O
FENÔMENO DATRANSFERÊNCIA
O
primeiro momento do conceito de transferência em Freud (1905) e o texto
“Dinâmica da transferência” (1912). Veremos outro texto importante de Freud
sobre este conceito, o “Recordar, repetir e elaborar” (1914).
Neste
texto em questão, Freud ressalta o caráter de repetição presente no fenômeno
transferencial, afirmando:
(...) o paciente não
recorda coisa alguma do que esqueceu e recalcou, mas expressão pela atuação ou
atua-o (acts it out). Ele o reproduz não como lembrança, mas como ação;
repete-o, sem, naturalmente, saber que o está repetindo. (Freud, 1914, p. 165).
Sendo
assim, Freud demonstra claramente o caráter de repetição presente no fenômeno
da transferência. Ao invés de recordar, de associar, o paciente age, sem saber
o que faz ou porque faz. Desta forma, o repetir em ato do clichê estereotípico
com o analista constitui uma resistência ao trabalho da análise, porque o
objetivo da mesma é colocar o sujeito para falar, elaborando suas questões
relacionadas a representações e fantasias inconscientes. Quando não fala e age,
o paciente resiste ao trabalho da análise, à regra fundamental da mesma: a
livre associação.
Com
relação à repetição, Freud afirma que o é repetido pelo paciente são idéias
recalcadas e fantasias, moções, nexos de pensamento. Estes últimos constituem
algo que não pode ser esquecido porque nunca foi consciente; demonstram que o
Inconsciente é maior que o recalcado.
Essa
repetição em ato, Freud chama de compulsão à repetição, expressão que será
usada por ele, em 1920, para falar daquilo que se situa além do princípio do
prazer – a pulsão de morte. Sendo assim, já podemos ver indícios do que Freud
vai teorizar mais tarde, neste texto “Além do princípio do prazer”, onde a
transferência é mencionada e estudada como um fenômeno clínico que apresenta um
viés de pulsão de morte, explicação freudiana para a resistência do paciente em
análise com relação ao tratamento.
O
que o paciente repete? Pergunta-se Freud, neste texto de 1914. Diz ele: o
paciente repete tudo – suas inibições, atitudes, traços patológicos, etc - o
que já avançou a partir das fontes do recalcado para a sua personalidade
manifesta. “Repete também todos os seus sintomas, no decurso do tratamento” (p.
167).
A
partir dessa afirmação, entramos no conceito de neurose de transferência, uma
neurose artificial, provocada pela situação analítica, em torno da qual tendem
a se organizar as manifestações da transferência. É uma nova edição da neurose
clínica, que se constitui a partir da relação do paciente com seu analista, e a
sua elucidação leva à consideração da neurose infantil.

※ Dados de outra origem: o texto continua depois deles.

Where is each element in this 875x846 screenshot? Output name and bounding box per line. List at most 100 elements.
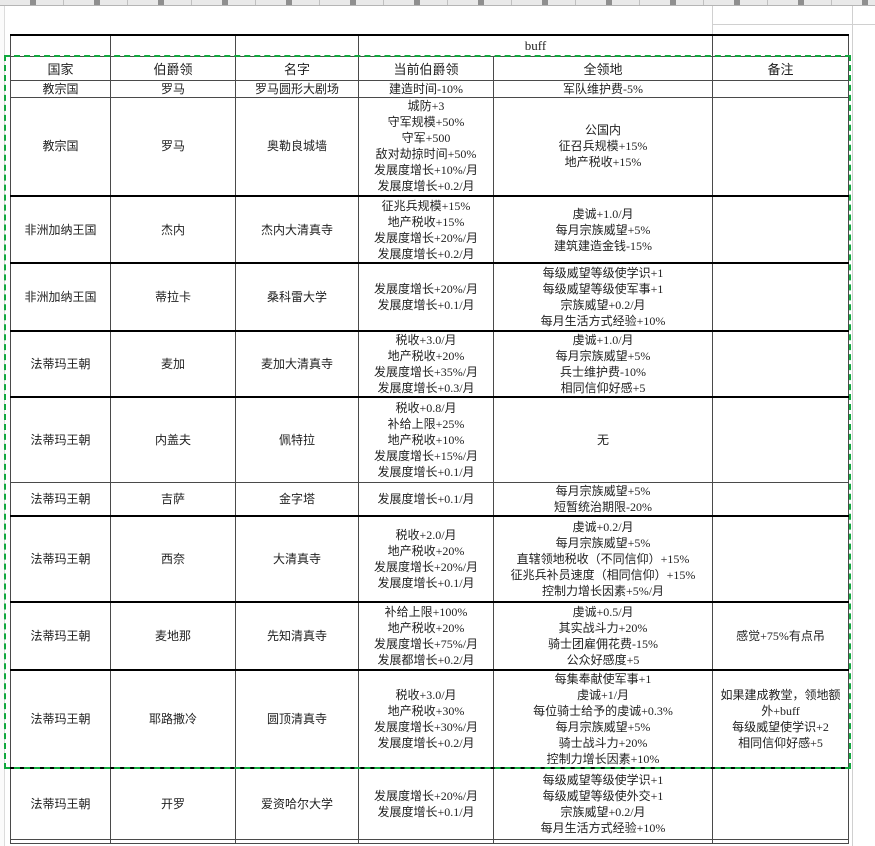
cell-county[interactable]: 麦加: [110, 330, 236, 398]
cell-realm-buffs[interactable]: 虔诚+1.0/月 每月宗族威望+5% 建筑建造金钱-15%: [493, 195, 713, 264]
header-country[interactable]: 国家: [10, 55, 111, 81]
cell-text-line: 敌对劫掠时间+50%: [375, 147, 477, 162]
cell-name[interactable]: 圆顶清真寺: [235, 668, 359, 768]
cell-name[interactable]: 爱资哈尔大学: [235, 766, 359, 840]
cell-name[interactable]: 麦加大清真寺: [235, 330, 359, 398]
cell-note[interactable]: 感觉+75%有点吊: [712, 600, 849, 670]
cell-realm-buffs[interactable]: 每月宗族威望+5% 短暂统治期限-20%: [493, 481, 713, 516]
cell-note[interactable]: [712, 96, 849, 197]
cell-county[interactable]: 吉萨: [110, 481, 236, 516]
cell-country[interactable]: 法蒂玛王朝: [10, 600, 111, 670]
empty-cell[interactable]: [235, 34, 359, 57]
cell-county[interactable]: 蒂拉卡: [110, 262, 236, 332]
cell-note[interactable]: [712, 79, 849, 98]
cell-country[interactable]: 法蒂玛王朝: [10, 481, 111, 516]
cell-current-buffs[interactable]: 税收+3.0/月 地产税收+30% 发展度增长+30%/月 发展度增长+0.2/月: [358, 668, 494, 768]
cell-name[interactable]: 大清真寺: [235, 514, 359, 602]
cell-county[interactable]: 杰内: [110, 195, 236, 264]
cell-realm-buffs[interactable]: 每级威望等级使学识+1 每级威望等级使外交+1 宗族威望+0.2/月 每月生活方式经验…: [493, 766, 713, 840]
sheet-column-header-strip[interactable]: [0, 0, 875, 6]
cell-text-line: 大清真寺: [272, 551, 321, 566]
table-row: 法蒂玛王朝 耶路撒冷 圆顶清真寺 税收+3.0/月 地产税收+30% 发展度增长+30%/…: [10, 668, 849, 768]
cell-country[interactable]: 法蒂玛王朝: [10, 668, 111, 768]
cell-country[interactable]: 法蒂玛王朝: [10, 396, 111, 483]
cell-text-line: 地产税收+20%: [387, 349, 465, 363]
cell-realm-buffs[interactable]: 虔诚+0.5/月 其实战斗力+20% 骑士团雇佣花费-15% 公众好感度+5: [493, 600, 713, 670]
cell-text-line: 发展度增长+0.1/月: [377, 298, 475, 312]
cell-current-buffs[interactable]: 税收+0.8/月 补给上限+25% 地产税收+10% 发展度增长+15%/月 发展度增长…: [358, 396, 494, 483]
cell-name[interactable]: 桑科雷大学: [235, 262, 359, 332]
cell-country[interactable]: 教宗国: [10, 79, 111, 98]
cell-county[interactable]: 内盖夫: [110, 396, 236, 483]
cell-note[interactable]: [712, 396, 849, 483]
header-all-territory[interactable]: 全领地: [493, 55, 713, 81]
cell-note[interactable]: [712, 195, 849, 264]
cell-text-line: 宗族威望+0.2/月: [560, 804, 646, 819]
cell-realm-buffs[interactable]: 虔诚+1.0/月 每月宗族威望+5% 兵士维护费-10% 相同信仰好感+5: [493, 330, 713, 398]
cell-country[interactable]: 法蒂玛王朝: [10, 766, 111, 840]
cell-current-buffs[interactable]: 城防+3 守军规模+50% 守军+500 敌对劫掠时间+50% 发展度增长+10%/月发…: [358, 96, 494, 197]
cell-realm-buffs[interactable]: 军队维护费-5%: [493, 79, 713, 98]
empty-cell[interactable]: [110, 34, 236, 57]
cell-text-line: 桑科雷大学: [266, 290, 327, 304]
cell-name[interactable]: 杰内大清真寺: [235, 195, 359, 264]
cell-text-line: 吉萨: [160, 491, 185, 506]
cell-county[interactable]: 耶路撒冷: [110, 668, 236, 768]
cell-current-buffs[interactable]: 发展度增长+20%/月 发展度增长+0.1/月: [358, 262, 494, 332]
header-county[interactable]: 伯爵领: [110, 55, 236, 81]
cell-county[interactable]: 罗马: [110, 79, 236, 98]
empty-cell[interactable]: [712, 839, 849, 844]
cell-note[interactable]: [712, 330, 849, 398]
empty-cell[interactable]: [712, 34, 849, 57]
cell-country[interactable]: 非洲加纳王国: [10, 195, 111, 264]
cell-country[interactable]: 教宗国: [10, 96, 111, 197]
cell-text-line: 骑士战斗力+20%: [558, 735, 648, 750]
cell-note[interactable]: 如果建成教堂，领地额外+buff 每级威望使学识+2 相同信仰好感+5: [712, 668, 849, 768]
empty-cell[interactable]: [493, 839, 713, 844]
cell-realm-buffs[interactable]: 虔诚+0.2/月 每月宗族威望+5% 直辖领地税收（不同信仰）+15% 征兆兵补员速度…: [493, 514, 713, 602]
cell-name[interactable]: 佩特拉: [235, 396, 359, 483]
header-current-county[interactable]: 当前伯爵领: [358, 55, 494, 81]
cell-text-line: 发展度增长+0.3/月: [377, 381, 475, 395]
cell-current-buffs[interactable]: 征兆兵规模+15% 地产税收+15% 发展度增长+20%/月 发展度增长+0.2/月: [358, 195, 494, 264]
cell-current-buffs[interactable]: 补给上限+100% 地产税收+20% 发展度增长+75%/月 发展都增长+0.2/月: [358, 600, 494, 670]
cell-realm-buffs[interactable]: 公国内 征召兵规模+15% 地产税收+15%: [493, 96, 713, 197]
cell-current-buffs[interactable]: 税收+3.0/月 地产税收+20% 发展度增长+35%/月 发展度增长+0.3/月: [358, 330, 494, 398]
empty-cell[interactable]: [235, 839, 359, 844]
cell-name[interactable]: 罗马圆形大剧场: [235, 79, 359, 98]
cell-name[interactable]: 金字塔: [235, 481, 359, 516]
cell-country[interactable]: 法蒂玛王朝: [10, 514, 111, 602]
empty-cell[interactable]: [10, 34, 111, 57]
cell-name[interactable]: 奥勒良城墙: [235, 96, 359, 197]
cell-county[interactable]: 开罗: [110, 766, 236, 840]
cell-realm-buffs[interactable]: 无: [493, 396, 713, 483]
cell-note[interactable]: [712, 262, 849, 332]
cell-text-line: 麦地那: [154, 628, 191, 643]
cell-realm-buffs[interactable]: 每集奉献使军事+1 虔诚+1/月 每位骑士给予的虔诚+0.3% 每月宗族威望+5% 骑士…: [493, 668, 713, 768]
cell-country[interactable]: 法蒂玛王朝: [10, 330, 111, 398]
cell-text-line: 罗马: [160, 139, 185, 154]
sheet-row-header-strip[interactable]: [0, 6, 5, 846]
empty-cell[interactable]: [10, 839, 111, 844]
cell-county[interactable]: 罗马: [110, 96, 236, 197]
cell-note[interactable]: [712, 481, 849, 516]
cell-realm-buffs[interactable]: 每级威望等级使学识+1 每级威望等级使军事+1 宗族威望+0.2/月 每月生活方式经验…: [493, 262, 713, 332]
cell-current-buffs[interactable]: 税收+2.0/月 地产税收+20% 发展度增长+20%/月 发展度增长+0.1/月: [358, 514, 494, 602]
cell-country[interactable]: 非洲加纳王国: [10, 262, 111, 332]
cell-current-buffs[interactable]: 发展度增长+20%/月 发展度增长+0.1/月: [358, 766, 494, 840]
gridline-horizontal: [712, 24, 875, 25]
cell-name[interactable]: 先知清真寺: [235, 600, 359, 670]
cell-text-line: 每月宗族威望+5%: [555, 349, 651, 363]
cell-county[interactable]: 西奈: [110, 514, 236, 602]
cell-text-line: 圆顶清真寺: [266, 711, 327, 726]
header-name[interactable]: 名字: [235, 55, 359, 81]
cell-note[interactable]: [712, 766, 849, 840]
empty-cell[interactable]: [110, 839, 236, 844]
cell-current-buffs[interactable]: 发展度增长+0.1/月: [358, 481, 494, 516]
cell-current-buffs[interactable]: 建造时间-10%: [358, 79, 494, 98]
header-notes[interactable]: 备注: [712, 55, 849, 81]
buff-merged-header-cell[interactable]: buff: [358, 34, 713, 57]
cell-county[interactable]: 麦地那: [110, 600, 236, 670]
cell-note[interactable]: [712, 514, 849, 602]
empty-cell[interactable]: [358, 839, 494, 844]
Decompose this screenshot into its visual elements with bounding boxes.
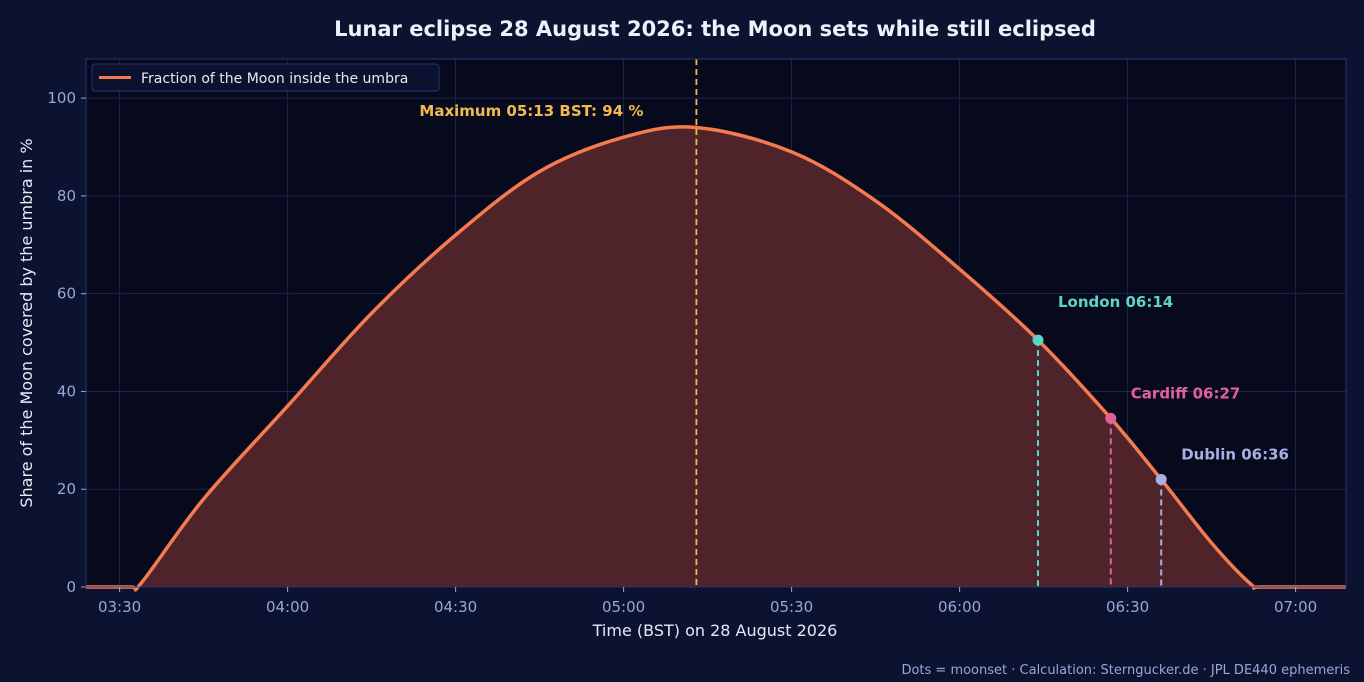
moonset-dot-london (1032, 334, 1044, 346)
x-tick-label: 07:00 (1274, 598, 1317, 616)
x-tick-label: 04:00 (266, 598, 309, 616)
legend: Fraction of the Moon inside the umbra (91, 63, 440, 92)
data-area-layer (86, 125, 1346, 592)
plot-frame (85, 58, 1347, 588)
y-tick-label: 0 (66, 578, 76, 596)
marker-layer: Maximum 05:13 BST: 94 % London 06:14 Cardi… (419, 59, 1289, 587)
y-axis-label: Share of the Moon covered by the umbra i… (17, 138, 36, 507)
y-tick-label: 40 (57, 382, 76, 400)
x-tick-label: 03:30 (98, 598, 141, 616)
y-tick-label: 80 (57, 187, 76, 205)
x-tick-label: 05:30 (770, 598, 813, 616)
axis-ticks: 03:30 04:00 04:30 05:00 05:30 06:00 06:30 07:00… (47, 89, 1317, 616)
moonset-label-dublin: Dublin 06:36 (1181, 445, 1289, 463)
legend-label: Fraction of the Moon inside the umbra (141, 71, 408, 87)
x-tick-label: 05:00 (602, 598, 645, 616)
moonset-label-cardiff: Cardiff 06:27 (1131, 384, 1241, 402)
umbra-area-fill (86, 126, 1346, 590)
y-tick-label: 60 (57, 285, 76, 303)
chart-title: Lunar eclipse 28 August 2026: the Moon s… (334, 17, 1096, 41)
legend-box (91, 63, 440, 92)
umbra-curve (86, 125, 1346, 592)
x-axis-label: Time (BST) on 28 August 2026 (592, 621, 838, 640)
x-tick-label: 04:30 (434, 598, 477, 616)
y-tick-label: 100 (47, 89, 76, 107)
x-tick-label: 06:30 (1106, 598, 1149, 616)
x-tick-label: 06:00 (938, 598, 981, 616)
y-tick-label: 20 (57, 480, 76, 498)
footnote: Dots = moonset · Calculation: Sterngucke… (901, 663, 1350, 678)
maximum-label: Maximum 05:13 BST: 94 % (419, 102, 643, 120)
moonset-label-london: London 06:14 (1058, 293, 1173, 311)
moonset-dot-dublin (1155, 473, 1167, 485)
moonset-dot-cardiff (1105, 412, 1117, 424)
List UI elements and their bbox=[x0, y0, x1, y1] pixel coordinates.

A transferência cria, assim, uma região intermediária entre a
doença e a vida real, através da qual a transição de uma para outra é efetuada.
A nova condição assumiu todas as características da doença, mas representa uma
doença artificial, que é, em todos os pontos, acessível a nossa intervenção.
Trata-se de um fragmento de experiência real, mas um fragmento que foi tornado
possível por condições favoráveis, e que é de natureza provisória (FREUD, 1914,
p. 170).
A
transferência é ainda vista por Freud como um playground, um terreno onde acontece tudo que diz respeito ao
tratamento e onde os sintomas, um por um, podem ser desfeitos, a partir da
intervenção do analista.
Quando,
pelo manejo da transferência, o paciente se dá conta do que fez e atuou, o
mesmo pode questionar esse ato, e elaborar as questões que determinaram essa
atuação – ou, pelo menos, boa parte delas. Mas esse processo de elaboração leva
tempo, um tempo que não segue o tempo do relógio e que não pode ser apressado
pelo analista. É preciso lembrar que a resistência acompanha o tratamento o
tempo todo e, por isso, em certos momentos do tratamento, as associações ficam
raras ou tem-se a sensação que quase não se anda; ao contrário, em outros
momentos, fica-se com a impressão de que se andou muito em pouco tempo.
Mas
é justamente essa elaboração das resistências – que se apresentam como
transferência – que constitui a parte do trabalho que dá os maiores resultados
e que faz com que a psicanálise seja uma prática completamente diferente de
todas as outras.
Além
dessa afirmação de que uma análise leva tempo, Freud, no texto “Sobre o início
do tratamento” (1913), afirma que essas questões relativas ao tempo devem ser
colocadas claramente no início de análise, para o paciente.
Também
devem ser colocadas claramente, e logo de cara, as questões relativas ao
dinheiro. Isso porque não só há um trabalho sendo feito e o médico – analista
precisa receber pelo seu tempo de trabalho, mas também porque o dinheiro numa
análise traz a tona questões libidinais, relativas à sexualidade. Em quê e como
investimos nosso dinheiro mostra o que é importante para nós, em que investimos
nossa energia psíquica.
Para
Freud, a psicanálise é um tratamento caro e que exige uma dedicação, um
investimento do sujeito. E quando falamos caro, estamos mencionando o valor
monetário mas também o valor simbólico que o sujeito dá ao seu tratamento.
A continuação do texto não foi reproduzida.